Today's residential HVAC (heating, ventilation, and air conditioning) systems use different methods and techniques for channeling heat outside of the home or to bring the warm air in. Certain systems such as air conditioning absorb heat from within the home using a refrigerant gas and then transfer it outdoors. Other systems, such as furnaces, typically use electricity or natural gas to create their own heat for warming up your home's interior. When you shop for the best residential systems, it is important that you focus on energy-saving systems.
Natural Gas Systems
The first thing you need to remember about natural gas operated HVAC systems is that they create their own heat through the burning of natural gas. In those cases where natural gas is not available, such as rural areas, propane is used instead. An affordable gas furnace is the best option when you live in climates that are too cold for having a heating pump to warm your home. Although natural gas burns less efficiently than other types of fuels, it is considerably less expensive than others. Additionally, there is less maintenance than what you would experience with the more traditional oil furnace.
These systems heat a home's interior through the use of infrared technology with the two most common types being hot water piping and insulated wire systems. Hot water piping systems are commonly installed when the floor of the home is. Conversely, insulated wire systems are considerably more flexible. If you are an allergy sufferer, this is the most recommended system as radiant heating does not make the air circulate and move around the home. There are also water-based varieties which are more cost-effective.
By far, these systems are the most energy-efficient as they do not create heat. Instead, they circulate it around the home. Using a heat pump is the best transference method although air conditioning will perform that function automatically. Heat pumps function in one of two ways. They cool the home by pulling warm air outside and they warm the home by drawing warmed air inside. The two disadvantages of heat pumps are that they do not work efficiently enough in cold weather climates and they have a high initial cost.
HVAC systems are designed and developed to accommodate different sized commercial and residential structures and are rated to facilitate the amount of interior cubic feet. If you install an HVAC system that is too large for the structure, it will start and stop continually. In the long run, this will result in costly utility bills. On the other hand, if you install a system that is too small for your home or office, it will run continually. This will cost you a lot more due to additional maintenance fees and inflated utility bills.

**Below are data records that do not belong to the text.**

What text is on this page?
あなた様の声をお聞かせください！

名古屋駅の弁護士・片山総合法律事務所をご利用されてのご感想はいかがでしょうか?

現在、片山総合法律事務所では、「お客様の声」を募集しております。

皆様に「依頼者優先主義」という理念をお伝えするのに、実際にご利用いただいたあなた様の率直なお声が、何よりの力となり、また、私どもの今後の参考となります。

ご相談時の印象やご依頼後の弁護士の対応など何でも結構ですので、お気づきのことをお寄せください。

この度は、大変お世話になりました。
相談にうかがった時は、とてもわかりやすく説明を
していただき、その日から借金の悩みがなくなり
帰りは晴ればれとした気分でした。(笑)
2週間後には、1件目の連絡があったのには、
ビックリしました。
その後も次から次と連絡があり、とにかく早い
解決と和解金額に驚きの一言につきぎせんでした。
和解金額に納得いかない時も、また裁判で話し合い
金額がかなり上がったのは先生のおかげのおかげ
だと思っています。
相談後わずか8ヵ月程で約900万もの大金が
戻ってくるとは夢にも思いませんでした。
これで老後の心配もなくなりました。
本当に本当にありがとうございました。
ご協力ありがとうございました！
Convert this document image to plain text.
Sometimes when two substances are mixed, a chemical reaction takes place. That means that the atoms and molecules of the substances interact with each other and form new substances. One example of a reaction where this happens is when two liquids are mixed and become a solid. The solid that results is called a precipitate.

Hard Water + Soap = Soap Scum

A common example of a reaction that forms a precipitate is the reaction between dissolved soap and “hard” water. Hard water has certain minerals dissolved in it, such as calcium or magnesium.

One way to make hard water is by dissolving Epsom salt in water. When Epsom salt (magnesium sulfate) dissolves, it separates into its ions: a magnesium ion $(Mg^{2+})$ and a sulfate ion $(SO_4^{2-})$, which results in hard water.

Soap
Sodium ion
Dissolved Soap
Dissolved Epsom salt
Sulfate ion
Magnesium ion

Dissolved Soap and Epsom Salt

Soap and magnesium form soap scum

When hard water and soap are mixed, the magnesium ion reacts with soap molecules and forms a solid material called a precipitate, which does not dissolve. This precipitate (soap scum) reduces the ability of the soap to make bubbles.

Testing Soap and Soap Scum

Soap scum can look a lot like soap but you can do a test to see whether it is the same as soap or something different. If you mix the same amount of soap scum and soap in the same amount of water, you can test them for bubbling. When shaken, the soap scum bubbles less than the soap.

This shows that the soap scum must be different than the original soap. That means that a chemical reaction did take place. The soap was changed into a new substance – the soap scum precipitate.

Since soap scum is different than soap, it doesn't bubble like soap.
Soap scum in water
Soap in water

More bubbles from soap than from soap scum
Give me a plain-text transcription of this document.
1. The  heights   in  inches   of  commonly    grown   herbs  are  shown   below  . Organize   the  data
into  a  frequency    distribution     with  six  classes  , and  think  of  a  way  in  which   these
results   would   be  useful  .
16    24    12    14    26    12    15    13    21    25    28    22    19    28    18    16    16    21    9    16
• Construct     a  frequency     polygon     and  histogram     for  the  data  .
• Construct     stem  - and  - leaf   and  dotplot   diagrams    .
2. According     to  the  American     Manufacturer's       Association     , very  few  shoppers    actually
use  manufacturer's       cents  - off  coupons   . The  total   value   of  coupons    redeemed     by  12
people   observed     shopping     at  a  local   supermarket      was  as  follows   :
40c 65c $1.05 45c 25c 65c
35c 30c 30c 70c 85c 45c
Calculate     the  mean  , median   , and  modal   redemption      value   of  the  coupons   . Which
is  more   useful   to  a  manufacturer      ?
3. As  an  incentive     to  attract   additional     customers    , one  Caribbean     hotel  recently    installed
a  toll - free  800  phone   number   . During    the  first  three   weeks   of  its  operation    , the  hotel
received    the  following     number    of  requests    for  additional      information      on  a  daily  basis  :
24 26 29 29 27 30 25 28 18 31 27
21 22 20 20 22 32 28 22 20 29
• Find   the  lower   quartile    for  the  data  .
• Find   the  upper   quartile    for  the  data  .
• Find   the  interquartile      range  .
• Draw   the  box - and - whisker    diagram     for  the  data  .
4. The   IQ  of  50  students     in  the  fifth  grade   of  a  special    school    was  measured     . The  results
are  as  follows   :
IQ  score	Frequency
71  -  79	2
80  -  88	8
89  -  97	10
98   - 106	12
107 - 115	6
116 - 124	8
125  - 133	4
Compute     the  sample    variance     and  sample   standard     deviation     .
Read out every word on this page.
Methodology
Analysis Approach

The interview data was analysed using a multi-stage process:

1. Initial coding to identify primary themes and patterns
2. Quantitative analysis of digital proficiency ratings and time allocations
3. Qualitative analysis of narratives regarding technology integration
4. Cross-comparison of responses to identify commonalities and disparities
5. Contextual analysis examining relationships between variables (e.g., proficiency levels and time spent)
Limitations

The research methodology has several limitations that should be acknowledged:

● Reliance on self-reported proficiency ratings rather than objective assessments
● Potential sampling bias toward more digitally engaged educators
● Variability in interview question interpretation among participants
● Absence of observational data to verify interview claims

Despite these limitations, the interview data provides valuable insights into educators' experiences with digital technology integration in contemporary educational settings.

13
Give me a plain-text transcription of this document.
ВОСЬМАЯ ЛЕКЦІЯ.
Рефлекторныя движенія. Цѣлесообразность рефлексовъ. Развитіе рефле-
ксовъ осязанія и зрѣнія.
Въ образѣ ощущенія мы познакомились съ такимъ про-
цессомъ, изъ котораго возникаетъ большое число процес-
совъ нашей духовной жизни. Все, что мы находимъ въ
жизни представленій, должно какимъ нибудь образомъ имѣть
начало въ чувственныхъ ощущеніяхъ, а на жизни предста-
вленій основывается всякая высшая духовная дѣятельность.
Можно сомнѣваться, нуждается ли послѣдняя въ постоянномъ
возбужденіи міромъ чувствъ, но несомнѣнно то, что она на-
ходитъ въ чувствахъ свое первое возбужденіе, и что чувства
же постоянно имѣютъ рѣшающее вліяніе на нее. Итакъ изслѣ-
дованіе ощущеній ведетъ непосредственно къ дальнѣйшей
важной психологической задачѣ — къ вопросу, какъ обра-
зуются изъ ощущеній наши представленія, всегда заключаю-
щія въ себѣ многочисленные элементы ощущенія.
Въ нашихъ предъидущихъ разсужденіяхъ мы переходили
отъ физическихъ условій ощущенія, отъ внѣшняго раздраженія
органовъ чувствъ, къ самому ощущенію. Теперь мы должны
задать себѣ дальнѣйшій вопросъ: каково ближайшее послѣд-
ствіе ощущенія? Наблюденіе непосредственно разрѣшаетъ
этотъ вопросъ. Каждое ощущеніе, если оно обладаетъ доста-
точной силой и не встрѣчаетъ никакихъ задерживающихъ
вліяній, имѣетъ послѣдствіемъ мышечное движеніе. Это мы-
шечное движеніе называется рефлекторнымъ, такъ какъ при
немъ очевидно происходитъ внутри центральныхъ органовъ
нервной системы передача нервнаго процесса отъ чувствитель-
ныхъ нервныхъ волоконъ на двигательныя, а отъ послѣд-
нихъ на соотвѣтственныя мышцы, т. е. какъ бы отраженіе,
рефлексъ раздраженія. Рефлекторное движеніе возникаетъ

New HVAC Technologies To Keep Homes Cooler
On a closing note, there are several newer energy-efficient HVAC technologies that were recently introduced in the past decade that help cool homes more cost-effectively. These include:
- Desiccant Enhanced Evaporative Air Conditioner or DEVAP systems
- Heat recovery systems
- Home automation
- Nest learning thermostats
- Passive dehumidification
- Residential zoning units
There is a considerable amount of information available online regarding these technologies. It is important to remember that regardless of the system or technology that you select for cooling and heating your home, all of them will work more cost-effectively and efficiently by performing regular preventative maintenance. By ensuring that a system is working to its fullest potential, it will enable you to conserve energy and realize significant savings on the maintenance and operation of them throughout the year.